Endeavour Silver Corp (EXK)
Endeavour Silver Corp. (EXK) is a compelling investment choice, achieving a 9.5% year-over-year increase in the second quarter of 2023 and producing 2.3 million silver equivalent ounces. With consolidated silver production up by 10% and gold production rising by 6%, supported by improved grades at Guanacevi, EXK anticipates 8.6–9.5 million silver-equivalent ounces for the year. Additionally, the ongoing progress of the
Terronera Project in Mexico is at 30% completion and aims to double EXK’s production. With its high-grade ore and favorable cost structure, EXK is another compelling opportunity to get in with silver.
EXK’s stock is up slightly by 2.78% year-to-date and has a solid 0.84 beta score.
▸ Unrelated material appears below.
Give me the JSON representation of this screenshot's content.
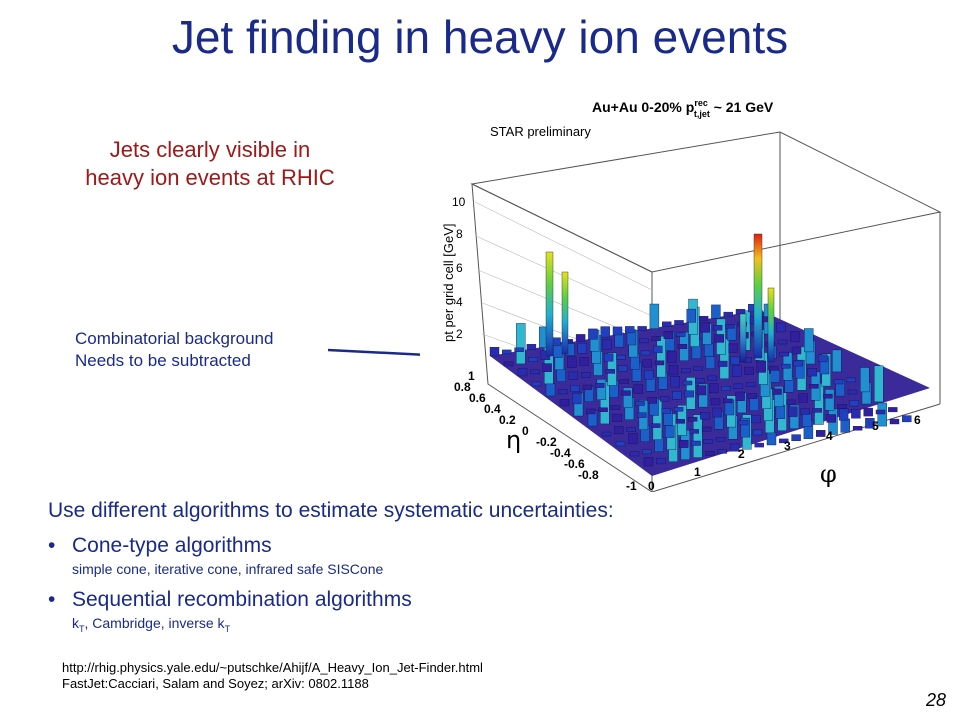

With positive TTM asset growth and a positive ROE, EXK is projected to post $53 million in sales at $0.02 per share for the current quarter. At its last earnings call, EXK beat analysts’ projections on EPS and revenue by margins of 53.06% and 3.72%, respectively. With an operating free cash flow of $32.86 million, EXK has a 10-day average volume of 2.9 million shares and is trading near the bottom middle of its existing range, leaving plenty of room to grow. EXK has a median price target of $5.53, with a high of $8 and a low of $4.13; this suggests that if it hits its high, that’d be a more than 140% price increase. EXK has four buy ratings and two hold ratings.